After this battle, the colonel personally told me to contact each company and to count each NVA “aimed and fired at” as an NVA KIA BCC, that is, enemy soldier killed in action body count confirmed. Incredulous, I questioned that criteria and he responded, “You heard me, Sergeant!” I duly instructed the companies and that criteria obviously inflated the enemy KIA figure to almost 500 NVA , the number that was subsequently reported in the American press.

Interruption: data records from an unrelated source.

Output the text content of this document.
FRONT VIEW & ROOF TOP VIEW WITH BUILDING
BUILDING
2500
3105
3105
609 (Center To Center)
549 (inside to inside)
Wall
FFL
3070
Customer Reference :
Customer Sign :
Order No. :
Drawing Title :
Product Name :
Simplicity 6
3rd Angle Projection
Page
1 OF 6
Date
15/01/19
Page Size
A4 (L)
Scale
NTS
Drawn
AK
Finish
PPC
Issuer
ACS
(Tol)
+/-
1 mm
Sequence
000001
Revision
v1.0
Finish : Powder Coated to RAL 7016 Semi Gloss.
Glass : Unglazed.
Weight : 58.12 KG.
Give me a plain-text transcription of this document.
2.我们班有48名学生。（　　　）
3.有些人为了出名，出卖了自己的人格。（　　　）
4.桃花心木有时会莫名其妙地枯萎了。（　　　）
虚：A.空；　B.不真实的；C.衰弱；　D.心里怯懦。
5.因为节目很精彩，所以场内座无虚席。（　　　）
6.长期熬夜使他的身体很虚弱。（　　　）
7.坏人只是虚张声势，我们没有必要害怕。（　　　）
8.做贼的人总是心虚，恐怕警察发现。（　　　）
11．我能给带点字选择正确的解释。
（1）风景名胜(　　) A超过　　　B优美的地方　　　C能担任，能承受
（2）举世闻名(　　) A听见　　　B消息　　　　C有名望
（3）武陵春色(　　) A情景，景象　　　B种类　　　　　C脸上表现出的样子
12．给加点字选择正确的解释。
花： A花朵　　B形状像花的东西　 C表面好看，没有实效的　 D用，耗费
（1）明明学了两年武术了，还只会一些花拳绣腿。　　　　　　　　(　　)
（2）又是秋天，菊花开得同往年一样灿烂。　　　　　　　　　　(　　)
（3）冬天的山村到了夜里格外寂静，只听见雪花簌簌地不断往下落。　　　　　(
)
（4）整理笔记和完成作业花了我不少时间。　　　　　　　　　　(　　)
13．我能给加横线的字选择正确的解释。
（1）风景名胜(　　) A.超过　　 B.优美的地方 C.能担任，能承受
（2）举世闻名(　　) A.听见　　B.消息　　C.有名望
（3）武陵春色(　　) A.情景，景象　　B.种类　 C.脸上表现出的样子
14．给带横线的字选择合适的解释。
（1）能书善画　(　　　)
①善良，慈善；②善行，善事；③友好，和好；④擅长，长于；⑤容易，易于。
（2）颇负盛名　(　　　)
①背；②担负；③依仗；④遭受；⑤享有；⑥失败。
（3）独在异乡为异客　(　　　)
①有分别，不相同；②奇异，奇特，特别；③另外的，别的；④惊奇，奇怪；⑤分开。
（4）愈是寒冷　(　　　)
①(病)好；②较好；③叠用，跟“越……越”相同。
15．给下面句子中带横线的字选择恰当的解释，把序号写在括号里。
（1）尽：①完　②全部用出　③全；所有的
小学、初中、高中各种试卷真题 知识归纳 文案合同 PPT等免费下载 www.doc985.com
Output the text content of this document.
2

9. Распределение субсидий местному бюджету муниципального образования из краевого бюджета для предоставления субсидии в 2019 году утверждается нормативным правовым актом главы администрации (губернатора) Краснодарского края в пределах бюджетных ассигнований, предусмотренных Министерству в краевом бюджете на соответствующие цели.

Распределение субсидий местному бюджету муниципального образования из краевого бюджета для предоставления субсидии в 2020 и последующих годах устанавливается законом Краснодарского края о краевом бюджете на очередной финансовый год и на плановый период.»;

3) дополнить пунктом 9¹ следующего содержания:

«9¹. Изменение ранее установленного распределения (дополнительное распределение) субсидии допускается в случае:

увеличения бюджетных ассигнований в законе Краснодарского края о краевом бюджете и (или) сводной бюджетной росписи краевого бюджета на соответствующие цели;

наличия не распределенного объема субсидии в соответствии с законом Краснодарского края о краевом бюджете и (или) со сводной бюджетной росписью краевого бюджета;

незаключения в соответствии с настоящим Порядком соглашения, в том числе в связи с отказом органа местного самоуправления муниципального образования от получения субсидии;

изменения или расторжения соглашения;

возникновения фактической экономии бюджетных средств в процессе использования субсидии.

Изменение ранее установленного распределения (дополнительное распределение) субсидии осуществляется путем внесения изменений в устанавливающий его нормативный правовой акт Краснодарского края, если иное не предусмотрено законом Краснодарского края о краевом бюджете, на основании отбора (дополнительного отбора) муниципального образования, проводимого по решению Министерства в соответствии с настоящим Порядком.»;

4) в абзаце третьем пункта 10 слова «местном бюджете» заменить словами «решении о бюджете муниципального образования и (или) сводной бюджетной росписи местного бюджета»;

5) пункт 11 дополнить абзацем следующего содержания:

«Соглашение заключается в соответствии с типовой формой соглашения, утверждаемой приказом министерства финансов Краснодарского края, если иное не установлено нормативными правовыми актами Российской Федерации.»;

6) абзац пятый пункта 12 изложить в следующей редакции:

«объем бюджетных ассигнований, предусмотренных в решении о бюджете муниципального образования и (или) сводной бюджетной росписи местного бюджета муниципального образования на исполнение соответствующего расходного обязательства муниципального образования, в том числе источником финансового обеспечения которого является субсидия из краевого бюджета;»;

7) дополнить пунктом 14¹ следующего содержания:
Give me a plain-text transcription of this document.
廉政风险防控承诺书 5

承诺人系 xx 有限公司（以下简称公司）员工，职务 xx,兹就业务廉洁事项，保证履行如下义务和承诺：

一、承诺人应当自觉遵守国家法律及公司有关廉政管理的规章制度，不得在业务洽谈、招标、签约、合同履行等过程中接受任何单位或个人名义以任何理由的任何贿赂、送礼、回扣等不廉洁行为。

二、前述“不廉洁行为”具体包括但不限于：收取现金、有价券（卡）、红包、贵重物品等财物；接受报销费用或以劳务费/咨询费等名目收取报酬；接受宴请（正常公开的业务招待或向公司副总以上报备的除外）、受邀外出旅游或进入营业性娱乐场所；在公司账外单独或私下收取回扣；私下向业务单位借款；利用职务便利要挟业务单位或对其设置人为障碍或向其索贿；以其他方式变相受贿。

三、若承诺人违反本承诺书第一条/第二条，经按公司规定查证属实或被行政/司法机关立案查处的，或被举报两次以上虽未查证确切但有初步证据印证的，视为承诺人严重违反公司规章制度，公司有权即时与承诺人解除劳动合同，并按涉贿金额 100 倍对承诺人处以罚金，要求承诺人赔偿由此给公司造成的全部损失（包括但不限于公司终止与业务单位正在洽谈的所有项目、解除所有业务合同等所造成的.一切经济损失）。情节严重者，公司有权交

That was my first exposure to the fact that the American people were being lied to by the U.S. Army and the Johnson administration. I never trusted any official accounts of the war after that and was one reason I left the Army the following year. I was not anti-war and never lost faith in my fellow soldiers but I had lost faith in their leaders. I am telling this now because those who think all the Fog of War comes from misreporting by the troops engaged need to know that some of it can come quite deliberately at the command level.
Russ Vaughn
SSGT E-6
Battalion CBR NCO
2d battalion, 327th Airborne Infantry
101st Airborne Division
Vietnam, 1965-66
The first casualty of war is truth. In that regard, Vietnam was no different than any other war. When were the first Normandy Invasion casualties shown to Americans? What were the reports of Doolittle’s raid, that no damage had been done?
I think the article shows clearly that both sides lied about the numbers and the body counts. On our side, I’d believe it came directly from LBJ via McNamara, and on the NVA side, from Ho Chi Minh via Vo Nguyen Giap.
Reading through it, it seems like the NVA at times were a lot more honest about the casualty count, although they constantly overestimated the effect they had on US units.
Its interesting that they seemed to eventually admit the shortcomings of the commanders and censure them, but didn’t relieve or further punish them.
Always interesting to read the accounts from both sides of the battle field.
An interesting “what if” from a propaganda/messaging standpoint. What if the 8/66 PAVN had captured significant numbers of the 2/7 Cav; rather than kill the wounded? How would that have played out? It’s much harder to claim victory if several platoons of your soldiers are photographed in custody, than if there are dead.